With just 500 sign language translators in Thailand and over 200,000 hearing impaired people, there was clearly a need to help these individuals communicate with the people who can hear as well as with each other. To meet this need, the Thai Telecommunication Relay Service (TTRS) was established through the support and cooperation of Mr. Somyos Sundaravibhat; leading Thai academics including Professor Wiriya Namsiripongpan and Director Wantanee Phantachat; and the National Broadcasting & Telecommunication Committee (NBTC), the Universal Foundation for Persons with Disabilities, the National Electronic and Computer Technology (NECTEC).

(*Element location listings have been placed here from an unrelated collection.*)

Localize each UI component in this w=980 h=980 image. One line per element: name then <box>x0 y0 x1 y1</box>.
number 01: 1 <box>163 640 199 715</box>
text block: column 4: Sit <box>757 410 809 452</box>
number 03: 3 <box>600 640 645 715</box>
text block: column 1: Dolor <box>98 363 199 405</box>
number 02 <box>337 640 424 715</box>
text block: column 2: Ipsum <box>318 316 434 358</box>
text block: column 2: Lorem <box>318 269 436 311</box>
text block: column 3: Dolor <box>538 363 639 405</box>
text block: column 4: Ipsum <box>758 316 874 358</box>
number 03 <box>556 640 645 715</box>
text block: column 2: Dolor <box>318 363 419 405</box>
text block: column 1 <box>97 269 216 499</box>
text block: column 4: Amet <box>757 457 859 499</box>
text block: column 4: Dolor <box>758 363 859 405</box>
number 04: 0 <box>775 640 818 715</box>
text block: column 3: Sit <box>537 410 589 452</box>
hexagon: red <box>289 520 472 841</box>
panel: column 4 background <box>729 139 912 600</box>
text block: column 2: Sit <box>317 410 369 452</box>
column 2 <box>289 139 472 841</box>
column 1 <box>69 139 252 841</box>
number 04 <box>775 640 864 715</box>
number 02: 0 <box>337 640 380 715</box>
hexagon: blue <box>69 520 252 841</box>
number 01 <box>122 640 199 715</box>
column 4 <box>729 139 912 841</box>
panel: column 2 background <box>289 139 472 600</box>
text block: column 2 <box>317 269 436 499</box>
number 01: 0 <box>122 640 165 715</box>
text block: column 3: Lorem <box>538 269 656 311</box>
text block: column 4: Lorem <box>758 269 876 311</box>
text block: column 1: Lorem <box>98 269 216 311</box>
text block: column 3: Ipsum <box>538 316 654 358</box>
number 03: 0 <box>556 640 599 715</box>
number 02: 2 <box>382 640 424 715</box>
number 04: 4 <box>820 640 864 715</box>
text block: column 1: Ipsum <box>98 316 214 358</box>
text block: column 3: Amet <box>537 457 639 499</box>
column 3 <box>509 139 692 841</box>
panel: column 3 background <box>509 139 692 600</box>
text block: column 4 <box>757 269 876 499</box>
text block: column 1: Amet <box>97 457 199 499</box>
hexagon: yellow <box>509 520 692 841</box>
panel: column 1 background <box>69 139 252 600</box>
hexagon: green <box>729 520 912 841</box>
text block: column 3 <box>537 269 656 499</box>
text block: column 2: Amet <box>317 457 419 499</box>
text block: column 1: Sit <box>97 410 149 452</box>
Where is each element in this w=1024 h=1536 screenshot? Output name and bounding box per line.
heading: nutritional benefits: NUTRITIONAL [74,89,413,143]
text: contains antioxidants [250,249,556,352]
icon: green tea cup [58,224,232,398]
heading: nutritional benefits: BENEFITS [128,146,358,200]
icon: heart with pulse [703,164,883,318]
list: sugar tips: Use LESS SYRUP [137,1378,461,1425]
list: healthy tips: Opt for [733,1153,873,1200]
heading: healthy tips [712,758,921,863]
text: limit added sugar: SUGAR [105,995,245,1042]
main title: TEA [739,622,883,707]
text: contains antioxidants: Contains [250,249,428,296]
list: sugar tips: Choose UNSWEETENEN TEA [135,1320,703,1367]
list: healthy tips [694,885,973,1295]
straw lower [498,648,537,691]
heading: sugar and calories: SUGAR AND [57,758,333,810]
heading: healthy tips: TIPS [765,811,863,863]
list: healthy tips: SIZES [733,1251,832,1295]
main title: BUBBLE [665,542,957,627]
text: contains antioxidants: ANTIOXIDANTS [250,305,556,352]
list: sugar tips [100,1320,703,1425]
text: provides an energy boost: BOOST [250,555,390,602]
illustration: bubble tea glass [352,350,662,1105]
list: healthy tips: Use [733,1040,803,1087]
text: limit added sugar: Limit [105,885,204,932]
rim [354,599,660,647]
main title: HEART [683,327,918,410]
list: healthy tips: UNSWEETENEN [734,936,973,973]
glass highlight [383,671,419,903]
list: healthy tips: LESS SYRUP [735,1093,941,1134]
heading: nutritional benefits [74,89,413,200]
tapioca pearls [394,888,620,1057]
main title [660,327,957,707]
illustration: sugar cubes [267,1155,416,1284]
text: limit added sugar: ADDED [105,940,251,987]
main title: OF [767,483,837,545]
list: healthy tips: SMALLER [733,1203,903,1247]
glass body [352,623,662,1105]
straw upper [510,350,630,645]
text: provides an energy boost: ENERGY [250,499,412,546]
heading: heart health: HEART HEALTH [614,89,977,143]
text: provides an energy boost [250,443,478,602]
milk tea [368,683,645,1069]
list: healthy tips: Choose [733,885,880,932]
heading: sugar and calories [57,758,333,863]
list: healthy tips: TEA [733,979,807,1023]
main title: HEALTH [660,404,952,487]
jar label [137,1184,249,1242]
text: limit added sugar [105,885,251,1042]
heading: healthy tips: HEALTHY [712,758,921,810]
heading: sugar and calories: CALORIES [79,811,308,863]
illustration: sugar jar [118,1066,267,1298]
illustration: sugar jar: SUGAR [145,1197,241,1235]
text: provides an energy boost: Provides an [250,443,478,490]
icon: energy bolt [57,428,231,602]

TTRS empowers the hearing impaired with the ability to communicate through voice, video-calling, SMS, multimedia message service or even instant messaging as well as the TTRS call center. While services are accessible via computer, mobile phone or public kiosk, computer-based video calls are by far the most popular service among TTRS’s 1,000 active users. Keeping this community connected relies heavily on Internet access (and a 1 mbps upload speed). With Mr. Somyos future plans to launch video calls via smart phones and tablets in 2013 and expand the user community to 100,000 people by 2015, improving existing Internet connectivity across Thailand to make this service more widely accessible is critical.
For Thailand’s hearing impaired citizens, nationwide access to broadband Internet networks is not a luxury. It is a basic necessity.